L’histoire de l’art dans le foot n’est pas, loin de là, nouvelle. Pour ne parler que d’eux, De Staël aura par exemple produit une série sur les joueurs de foot, Niki de Saint Phalle aussi utilisera ces grandes sculptures pour les représenter ou encore, plus récemment, Adel Abdessemed qui coulera dans le bronze le geste violent d’un Zidane alors adulé. Si ces quelques exemples ne représentent qu’une infime partie de l’inscription de l’art dans ce sport au combien populaire, donner un sens global à ce dialogue n’en est pour autant pas évident.

Les grands footballeurs, Nicolas de Staël, 1952

Les grands footballeurs, Nicolas de Staël, 1952

Se demander alors ce que veut dire « investir le foot » par le champ de l’art n’est pas de trop. Que touchons-nous ici ? La ferveur populaire ? L’acte sportif en lui même ? Les icônes que cette nouvelle mythologie crée ? Le sport élevé au rang de religion (de secte ?), avec son sacré, ses disciples et ses guerres ? Sûrement tout à la fois. Si l’art depuis toujours vient toucher au sacré et au populaire, le foot incarne ici de manière quasi-parfaite ce double discours.

Soccer Party Club de Pierre Giner

Soccer Party Club de Pierre Giner

L’exposition proposée dans le cadre de Foot Foraine (La Grande Galerie du Foot qui intègre le Soccer Party Club) couvre de fait avec brio tout le scope des créations footballistico-artistiques. C’est toute la ferveur du supporter, de la foule que l’on sent, que l’on vit même, dans l’œuvre immersive Volta de Stephen Dean. Les icônes — les joueurs bien sûr mais aussi leur univers — particulièrement mis en avant dans le thème du portrait de l’exposition côtoient la satire aussi, le détournement de ces nouveaux dieux (cf. le truculent Victoria Beckham de Béni Bischof).
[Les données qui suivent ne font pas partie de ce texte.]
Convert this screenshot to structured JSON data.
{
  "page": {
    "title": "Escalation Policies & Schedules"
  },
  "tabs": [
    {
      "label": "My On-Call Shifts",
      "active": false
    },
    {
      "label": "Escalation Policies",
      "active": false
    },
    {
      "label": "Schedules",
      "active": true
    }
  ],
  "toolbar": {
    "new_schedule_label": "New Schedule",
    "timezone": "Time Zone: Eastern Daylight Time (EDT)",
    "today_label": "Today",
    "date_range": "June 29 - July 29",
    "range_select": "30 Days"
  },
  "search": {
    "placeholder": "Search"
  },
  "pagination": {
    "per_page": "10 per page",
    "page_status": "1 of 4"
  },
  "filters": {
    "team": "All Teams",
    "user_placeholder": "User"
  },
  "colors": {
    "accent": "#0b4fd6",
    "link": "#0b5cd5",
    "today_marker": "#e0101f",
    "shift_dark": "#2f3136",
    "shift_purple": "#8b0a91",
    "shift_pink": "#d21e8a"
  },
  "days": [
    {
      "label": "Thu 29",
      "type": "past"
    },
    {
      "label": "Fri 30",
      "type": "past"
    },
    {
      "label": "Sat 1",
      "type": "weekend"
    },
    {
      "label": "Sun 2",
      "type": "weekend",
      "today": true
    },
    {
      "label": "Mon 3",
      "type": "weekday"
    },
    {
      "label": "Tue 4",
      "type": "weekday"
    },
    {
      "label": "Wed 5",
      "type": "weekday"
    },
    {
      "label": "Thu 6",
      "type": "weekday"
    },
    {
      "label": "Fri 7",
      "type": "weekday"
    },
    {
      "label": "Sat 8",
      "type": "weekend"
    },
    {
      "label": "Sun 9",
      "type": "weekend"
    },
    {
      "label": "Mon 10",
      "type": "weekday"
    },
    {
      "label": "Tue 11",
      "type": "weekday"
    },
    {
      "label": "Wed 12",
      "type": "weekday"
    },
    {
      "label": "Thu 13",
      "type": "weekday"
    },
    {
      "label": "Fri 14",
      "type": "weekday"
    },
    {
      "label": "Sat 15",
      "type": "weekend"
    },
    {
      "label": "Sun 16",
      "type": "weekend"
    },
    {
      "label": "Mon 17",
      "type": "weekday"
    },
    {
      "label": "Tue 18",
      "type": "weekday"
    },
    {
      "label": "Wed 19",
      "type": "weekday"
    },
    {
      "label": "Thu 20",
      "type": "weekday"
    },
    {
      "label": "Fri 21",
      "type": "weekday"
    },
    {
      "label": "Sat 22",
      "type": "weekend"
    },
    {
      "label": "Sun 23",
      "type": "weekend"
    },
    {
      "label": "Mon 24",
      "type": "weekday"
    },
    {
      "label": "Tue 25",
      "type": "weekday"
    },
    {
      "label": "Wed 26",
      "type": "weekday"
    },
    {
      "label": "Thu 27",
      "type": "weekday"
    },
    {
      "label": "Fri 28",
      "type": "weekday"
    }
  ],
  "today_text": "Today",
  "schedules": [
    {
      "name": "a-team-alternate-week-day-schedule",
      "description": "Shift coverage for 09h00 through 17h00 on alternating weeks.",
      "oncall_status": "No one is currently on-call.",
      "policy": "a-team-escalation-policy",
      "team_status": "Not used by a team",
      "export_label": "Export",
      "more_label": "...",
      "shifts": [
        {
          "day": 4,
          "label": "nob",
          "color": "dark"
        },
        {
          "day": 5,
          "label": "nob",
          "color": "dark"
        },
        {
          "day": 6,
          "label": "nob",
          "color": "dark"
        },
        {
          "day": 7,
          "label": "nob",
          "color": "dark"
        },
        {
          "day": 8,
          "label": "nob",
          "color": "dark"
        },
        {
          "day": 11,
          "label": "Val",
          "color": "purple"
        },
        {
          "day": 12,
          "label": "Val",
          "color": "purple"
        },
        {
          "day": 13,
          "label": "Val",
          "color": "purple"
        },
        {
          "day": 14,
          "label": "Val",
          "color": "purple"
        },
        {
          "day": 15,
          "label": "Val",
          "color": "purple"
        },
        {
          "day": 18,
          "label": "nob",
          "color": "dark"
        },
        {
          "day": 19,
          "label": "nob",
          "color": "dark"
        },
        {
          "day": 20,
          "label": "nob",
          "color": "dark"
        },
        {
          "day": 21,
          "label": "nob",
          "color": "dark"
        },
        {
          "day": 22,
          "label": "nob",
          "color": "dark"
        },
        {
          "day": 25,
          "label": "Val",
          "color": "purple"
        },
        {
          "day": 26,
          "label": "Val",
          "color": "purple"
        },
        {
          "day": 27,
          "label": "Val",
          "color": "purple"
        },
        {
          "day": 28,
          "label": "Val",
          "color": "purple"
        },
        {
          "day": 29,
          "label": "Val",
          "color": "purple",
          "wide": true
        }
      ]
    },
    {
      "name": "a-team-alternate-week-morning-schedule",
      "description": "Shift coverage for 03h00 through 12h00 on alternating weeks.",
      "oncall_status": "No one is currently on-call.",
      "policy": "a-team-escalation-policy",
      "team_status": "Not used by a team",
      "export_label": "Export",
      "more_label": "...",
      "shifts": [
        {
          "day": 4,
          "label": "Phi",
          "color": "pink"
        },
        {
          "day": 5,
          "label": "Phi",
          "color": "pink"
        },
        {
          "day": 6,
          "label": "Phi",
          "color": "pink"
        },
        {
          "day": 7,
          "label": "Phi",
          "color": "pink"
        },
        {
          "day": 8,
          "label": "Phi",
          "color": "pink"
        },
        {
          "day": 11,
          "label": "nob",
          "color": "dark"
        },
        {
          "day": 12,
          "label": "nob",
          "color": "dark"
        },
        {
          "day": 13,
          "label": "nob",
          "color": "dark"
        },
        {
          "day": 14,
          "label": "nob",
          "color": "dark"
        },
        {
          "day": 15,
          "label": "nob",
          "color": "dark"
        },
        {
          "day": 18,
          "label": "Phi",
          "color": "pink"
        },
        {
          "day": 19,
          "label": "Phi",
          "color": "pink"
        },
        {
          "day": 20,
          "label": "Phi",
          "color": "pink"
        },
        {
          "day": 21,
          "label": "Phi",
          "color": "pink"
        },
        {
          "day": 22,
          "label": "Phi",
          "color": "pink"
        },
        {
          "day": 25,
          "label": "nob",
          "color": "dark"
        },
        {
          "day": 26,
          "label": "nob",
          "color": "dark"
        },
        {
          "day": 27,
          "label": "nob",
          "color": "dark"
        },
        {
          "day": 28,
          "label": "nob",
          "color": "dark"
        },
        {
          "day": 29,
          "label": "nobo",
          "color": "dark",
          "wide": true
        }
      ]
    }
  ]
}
Le jeu réel et virtuel, particulièrement représenté par le Soccer Party Club de Pierre Giner, explore autant l’histoire du sport que son aspect purement ludique. Bref, les exemples pourraient fleurir presque indéfiniment tant chaque oeuvre, aidée par une scénographie plutôt très réussie pour un espace pas facile, exprime tel ou tel aspect du foot, et surtout de sa mythologie – joueurs, jeu, public.

Volta, Stephen Dean

Volta, Stephen Dean

Si l’on regrettera peut-être que l’extrême qui parfois est entrainé dans ce sport (le hooliganisme est aujourd’hui complètement rattaché au football) soit absent, la réussite de l’exposition tient tout de même dans sa capacité à ne pas tomber dans l’éloge excessive, préférant le discours et l’esthétique. L’on pouvait craindre, avec un tel sujet et surtout un tel contexte, une exposition populiste ou tape-à-l’œil, il n’en est vraiment rien. La Villette s’impose comme une place de choix pour la représentation de l’art contemporain et l’on ne peut que se réjouir qu’elle résonne avec l’actualité, montrant que l’art peut toujours résonner chez chacun.